Here, then, we have two Harvard professors arguing that when a candidate comes along alleging that party elites are rigging the system against voters, party elites need to respond by… rigging the system against voters. Note that it doesn’t matter whether the candidates are correct to say that the party is undemocratic and corrupt. As soon as they have made the charge, they become a “populist authoritarian” who must be stopped at all costs so that the “democratic political order” can survive. The euphemisms here are downright Orwellian, although to be honest Oceania was a little more subtle in its propaganda against Eurasia and Eastasia.

We can see here a ready-built justification for the “superdelegate” system, as well as the DNC’s collusion with the Clinton campaign against Bernie Sanders. If you accept Levitsky and Ziblatt’s logic, democracy itself compels party elites to make sure that populist candidates are “isolated and defeated,” and “kept off party ballots at election time.” That may still be true even if those candidates stand a better chance of winning than the party elite’s preferred nominee (“Even when they can deliver votes”), meaning that an electable populist is worse than a disliked establishment candidate. The logic here is simple: once you believe that “democracy” requires “respect for the other’s decency” any criticism of the system that is too strong (e.g. “I think my opponent is corrupt and morally noxious”) cannot be tolerated, because it rejects democracy. So, in the interests of democracy, one must use undemocratic means to suppress the criticism. (Levitsky and Ziblatt also have, of course, a lot of stuff about how the Founders believed strongly in checks on democracy. This is true: James Madison believed that a central task of government was to “protect the minority of the opulent against the majority,” and “philosopher king”-type rhetoric about how democracy should only be entrusted to the “responsible” and “intelligent” has been a constant in American liberal thinking.)

In fact, we can even see that for a certain type of liberal, if a “populist” won the Democratic nomination, the correct course of action would be to support the Republican. As Levitsky and Ziblatt say, even if the party membership would be upset at a seeming betrayal of principles, anything is justified to keep the “authoritarians” out of power. This somewhat confirms my theory that if Bernie Sanders had been nominated by the Democrats, many of the Democratic elite would have rather jumped ship to the Republican Party than support him. (Only the threat of Trump might have kept them from doing so, though I still suspect a number of them would have been begging Michael Bloomberg to run.) We saw exactly this in England, where the Blair wing of the Labour Party seemed like it would rather destroy the Labour Party and preserve Conservative power than allow Jeremy Corbyn’s leadership to continue. That might seem like madness, but How Democracies Die shows that it’s the perfectly rational consequence of this ideology. (Indeed, Barack Obama apparently preferred Theresa May’s conservatives over Jeremy Corbyn’s Labour in the last election.)
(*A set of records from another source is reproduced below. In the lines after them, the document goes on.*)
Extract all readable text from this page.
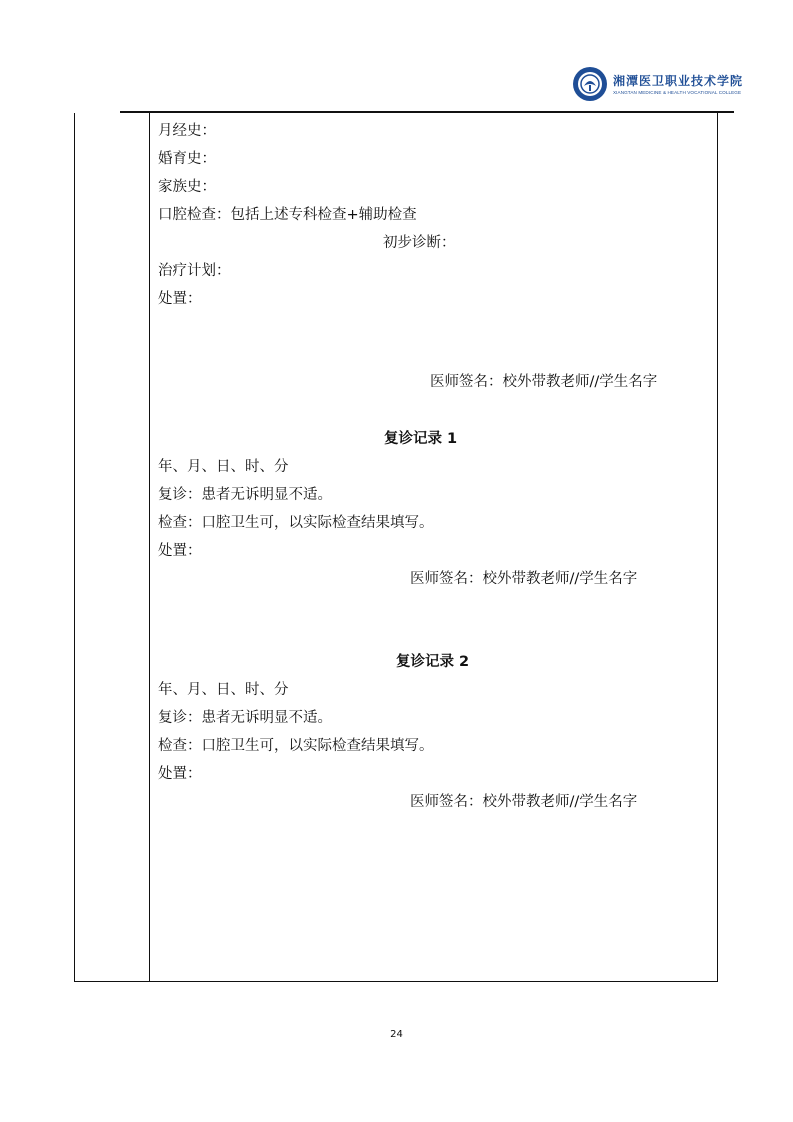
湘潭医卫职业技术学院
XIANGTAN MEDICINE & HEALTH VOCATIONAL COLLEGE
月经史：
婚育史：
家族史：
口腔检查：包括上述专科检查+辅助检查
初步诊断：
治疗计划：
处置：
医师签名：校外带教老师//学生名字
复诊记录 1
年、月、日、时、分
复诊：患者无诉明显不适。
检查：口腔卫生可，以实际检查结果填写。
处置：
医师签名：校外带教老师//学生名字
复诊记录 2
年、月、日、时、分
复诊：患者无诉明显不适。
检查：口腔卫生可，以实际检查结果填写。
处置：
医师签名：校外带教老师//学生名字
24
It’s very important, then, to carefully scrutinize perspectives that single out Donald Trump as a unique threat to something called “democracy.” I do think Donald Trump is a more dangerous individual than nearly any prior president. But it’s not because he calls the system “corrupt” and is a racist who uses swear words, it’s because he might press the nuclear button in some irrational fit of pique. (Then again, JFK nearly did exactly that…) I am under no illusion, though, that Trump is the first president to pander to white supremacists or treat Haitians like crap. Beware anyone who says that Trump is threatening to erode our democracy, because they’re assuming we already have one.